The two crews often did not communicate with each other, anticipating the pattern that would hit the White House.

These factions “spent a lot of time on power, office space, and appointments, facilitated by a weak chief of staff,” a second Trump transition official said, referring to Reince Priebus. “So I can’t say that a single, obvious schedule had to be met. There were plenty of competing agendas.

Political or agency expertise was underestimated in order to look for splashing passes that Trump’s team could march in front of reporters in the gilded lobby of the Trump Tower.

And the early cracks in Trump’s team were obvious to everyone, thanks to the ubiquitous leaks in the Oval Office and meetings held in closed doors.
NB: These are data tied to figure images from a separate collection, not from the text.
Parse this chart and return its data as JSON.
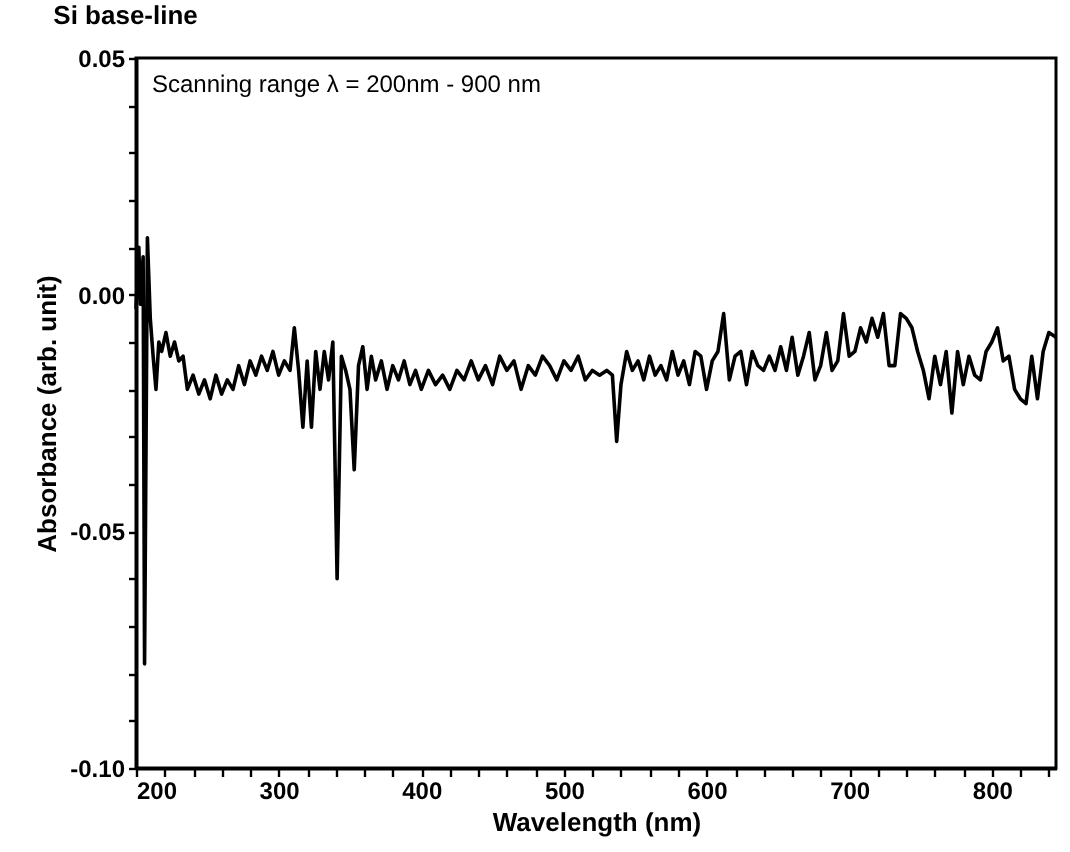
{
  "chart_data": {
    "type": "line",
    "title": "Si base-line",
    "xlabel": "Wavelength (nm)",
    "ylabel": "Absorbance (arb. unit)",
    "annotations": [
      "Scanning range λ = 200nm - 900 nm"
    ],
    "xlim": [
      200,
      845
    ],
    "ylim": [
      -0.1,
      0.05
    ],
    "xticks": [
      200,
      {
        "value": 220,
        "label": null
      },
      {
        "value": 240,
        "label": null
      },
      {
        "value": 260,
        "label": null
      },
      {
        "value": 280,
        "label": null
      },
      300,
      {
        "value": 320,
        "label": null
      },
      {
        "value": 340,
        "label": null
      },
      {
        "value": 360,
        "label": null
      },
      {
        "value": 380,
        "label": null
      },
      400,
      {
        "value": 420,
        "label": null
      },
      {
        "value": 440,
        "label": null
      },
      {
        "value": 460,
        "label": null
      },
      {
        "value": 480,
        "label": null
      },
      500,
      {
        "value": 520,
        "label": null
      },
      {
        "value": 540,
        "label": null
      },
      {
        "value": 560,
        "label": null
      },
      {
        "value": 580,
        "label": null
      },
      600,
      {
        "value": 620,
        "label": null
      },
      {
        "value": 640,
        "label": null
      },
      {
        "value": 660,
        "label": null
      },
      {
        "value": 680,
        "label": null
      },
      700,
      {
        "value": 720,
        "label": null
      },
      {
        "value": 740,
        "label": null
      },
      {
        "value": 760,
        "label": null
      },
      {
        "value": 780,
        "label": null
      },
      800,
      {
        "value": 820,
        "label": null
      },
      {
        "value": 840,
        "label": null
      }
    ],
    "yticks": [
      {
        "value": 0.05,
        "label": "0.05"
      },
      {
        "value": 0.04,
        "label": null
      },
      {
        "value": 0.03,
        "label": null
      },
      {
        "value": 0.02,
        "label": null
      },
      {
        "value": 0.01,
        "label": null
      },
      {
        "value": 0,
        "label": "0.00"
      },
      {
        "value": -0.01,
        "label": null
      },
      {
        "value": -0.02,
        "label": null
      },
      {
        "value": -0.03,
        "label": null
      },
      {
        "value": -0.04,
        "label": null
      },
      {
        "value": -0.05,
        "label": "-0.05"
      },
      {
        "value": -0.06,
        "label": null
      },
      {
        "value": -0.07,
        "label": null
      },
      {
        "value": -0.08,
        "label": null
      },
      {
        "value": -0.09,
        "label": null
      },
      {
        "value": -0.1,
        "label": "-0.10"
      }
    ],
    "grid": false,
    "marker": "none",
    "line_style": "solid",
    "series": [
      {
        "color": "#000000",
        "x": [
          200,
          202,
          203,
          205,
          206,
          208,
          210,
          212,
          214,
          216,
          218,
          221,
          224,
          227,
          230,
          233,
          236,
          240,
          244,
          248,
          252,
          256,
          260,
          264,
          268,
          272,
          276,
          280,
          284,
          288,
          292,
          296,
          300,
          304,
          308,
          311,
          314,
          317,
          320,
          323,
          326,
          329,
          332,
          335,
          338,
          341,
          344,
          347,
          350,
          353,
          356,
          359,
          362,
          365,
          368,
          372,
          376,
          380,
          384,
          388,
          392,
          396,
          400,
          405,
          410,
          415,
          420,
          425,
          430,
          435,
          440,
          445,
          450,
          455,
          460,
          465,
          470,
          475,
          480,
          485,
          490,
          495,
          500,
          505,
          510,
          515,
          520,
          525,
          530,
          534,
          537,
          540,
          544,
          548,
          552,
          556,
          560,
          564,
          568,
          572,
          576,
          580,
          584,
          588,
          592,
          596,
          600,
          604,
          608,
          612,
          616,
          620,
          624,
          628,
          632,
          636,
          640,
          644,
          648,
          652,
          656,
          660,
          664,
          668,
          672,
          676,
          680,
          684,
          688,
          692,
          696,
          700,
          704,
          708,
          712,
          716,
          720,
          724,
          728,
          732,
          736,
          740,
          744,
          748,
          752,
          756,
          760,
          764,
          768,
          772,
          776,
          780,
          784,
          788,
          792,
          796,
          800,
          804,
          808,
          812,
          816,
          820,
          824,
          828,
          832,
          836,
          840,
          845
        ],
        "values": [
          -0.003,
          0.01,
          -0.002,
          0.008,
          -0.078,
          0.012,
          -0.005,
          -0.013,
          -0.02,
          -0.01,
          -0.012,
          -0.008,
          -0.013,
          -0.01,
          -0.014,
          -0.013,
          -0.02,
          -0.017,
          -0.021,
          -0.018,
          -0.022,
          -0.017,
          -0.021,
          -0.018,
          -0.02,
          -0.015,
          -0.019,
          -0.014,
          -0.017,
          -0.013,
          -0.016,
          -0.012,
          -0.017,
          -0.014,
          -0.016,
          -0.007,
          -0.016,
          -0.028,
          -0.014,
          -0.028,
          -0.012,
          -0.02,
          -0.012,
          -0.018,
          -0.01,
          -0.06,
          -0.013,
          -0.016,
          -0.02,
          -0.037,
          -0.015,
          -0.011,
          -0.02,
          -0.013,
          -0.018,
          -0.014,
          -0.02,
          -0.015,
          -0.018,
          -0.014,
          -0.019,
          -0.016,
          -0.02,
          -0.016,
          -0.019,
          -0.017,
          -0.02,
          -0.016,
          -0.018,
          -0.014,
          -0.018,
          -0.015,
          -0.019,
          -0.013,
          -0.016,
          -0.014,
          -0.02,
          -0.015,
          -0.017,
          -0.013,
          -0.015,
          -0.018,
          -0.014,
          -0.016,
          -0.013,
          -0.018,
          -0.016,
          -0.017,
          -0.016,
          -0.017,
          -0.031,
          -0.019,
          -0.012,
          -0.016,
          -0.014,
          -0.018,
          -0.013,
          -0.017,
          -0.015,
          -0.018,
          -0.012,
          -0.017,
          -0.014,
          -0.019,
          -0.012,
          -0.013,
          -0.02,
          -0.014,
          -0.012,
          -0.004,
          -0.018,
          -0.013,
          -0.012,
          -0.019,
          -0.012,
          -0.015,
          -0.016,
          -0.013,
          -0.016,
          -0.011,
          -0.016,
          -0.009,
          -0.017,
          -0.013,
          -0.008,
          -0.018,
          -0.015,
          -0.008,
          -0.016,
          -0.014,
          -0.004,
          -0.013,
          -0.012,
          -0.007,
          -0.01,
          -0.005,
          -0.009,
          -0.004,
          -0.015,
          -0.015,
          -0.004,
          -0.005,
          -0.007,
          -0.012,
          -0.016,
          -0.022,
          -0.013,
          -0.019,
          -0.012,
          -0.025,
          -0.012,
          -0.019,
          -0.013,
          -0.017,
          -0.018,
          -0.012,
          -0.01,
          -0.007,
          -0.014,
          -0.013,
          -0.02,
          -0.022,
          -0.023,
          -0.013,
          -0.022,
          -0.012,
          -0.008,
          -0.009
        ]
      }
    ]
  }
}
“One of the problems with Trump’s cabinet when he first became president is that it didn’t reflect his worldview because he didn’t have one,” said David Axelrod, former senior adviser to President Barack Obama. “He had some labels and some impulses, with a secretary of state and a defense minister who really didn’t accept what he thought or said.”

Axelrod says Biden is already showing the world a different style of governance. With his help, he is given advice to those who have been on the Biden track for decades and prioritize featured jobs with a traditional resume. The selections given at this point are mostly satisfied with the moderates, while not being too angry with the progressive.
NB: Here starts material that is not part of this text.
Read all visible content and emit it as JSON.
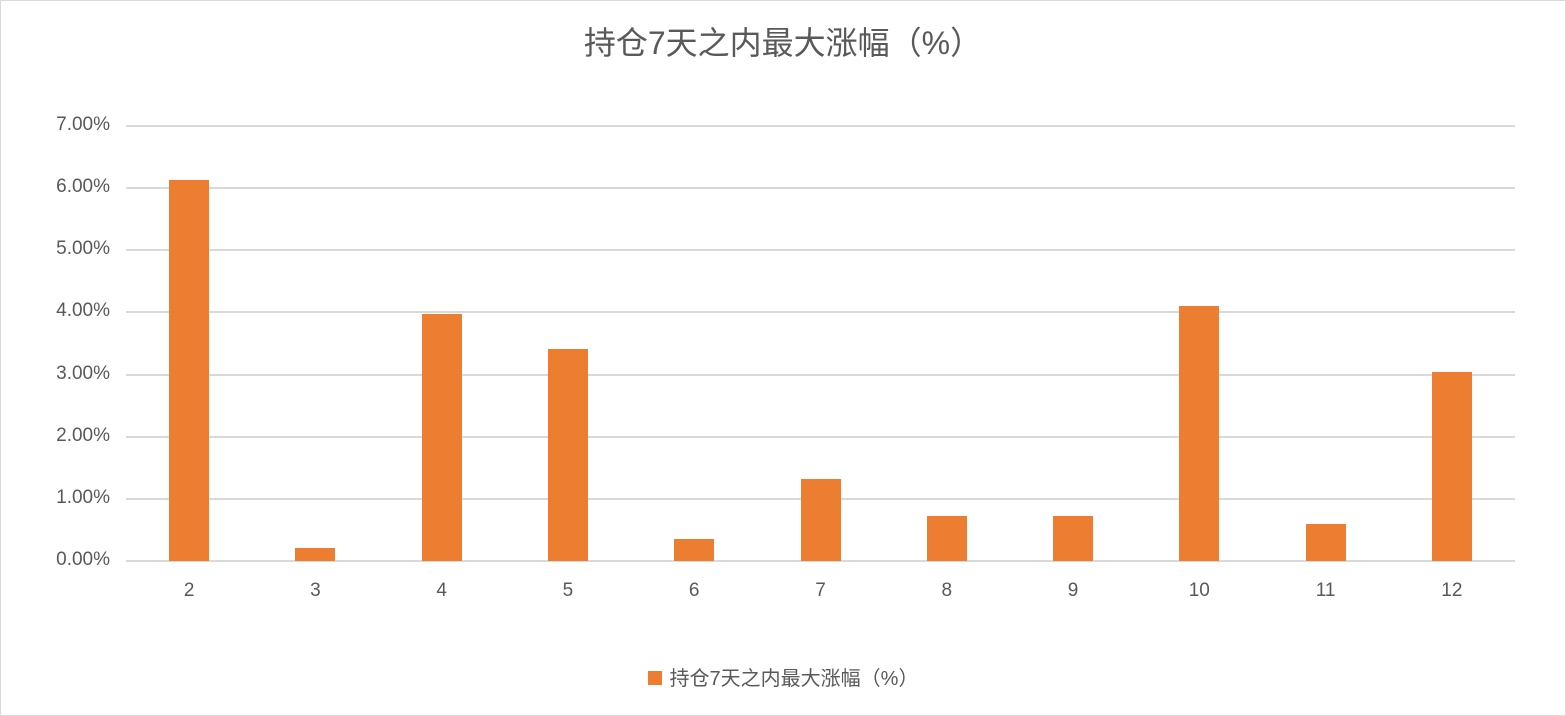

“Biden, with half a century of experience, believes diplomacy is important, alliances are critical, and has designated a lot of people who believe in it,” Axelrod added. “The ‘boring beautiful’ line is real.”

Part of the functional transition is knowing what the president wants to achieve politically before inauguration and then hiring people to do so, said Clay Johnson, who led the George W. Bush transition team before he became head of the Bush administration. members of the presidential staff.

“I don’t know what Biden’s plans are, but it seems like the Biden people know the appointment process and know how the government works,” Johnson said. – They seem to have previous experience with this.

The Trump transition did not have an ideologically coordinated cabinet, due in part to Trump’s determination to employ top figures like Secretary of State Rex Tillerson. As a long-time senior executive at Exxon, Tillerson believed in overseas cooperation and alliances – which Trump criticized at the beginning of his presidency. Trump’s full focus on recruiting people who seemed to come from “central casting,” as he put it, went to the detriment of freeing well-crafted plans and policies on the first day of the White House.

“No one did any meaningful work during the transition and in the White House, much of it started from scratch,” one transitional official said. “It indicates how Trump and his friends treated the presidency.”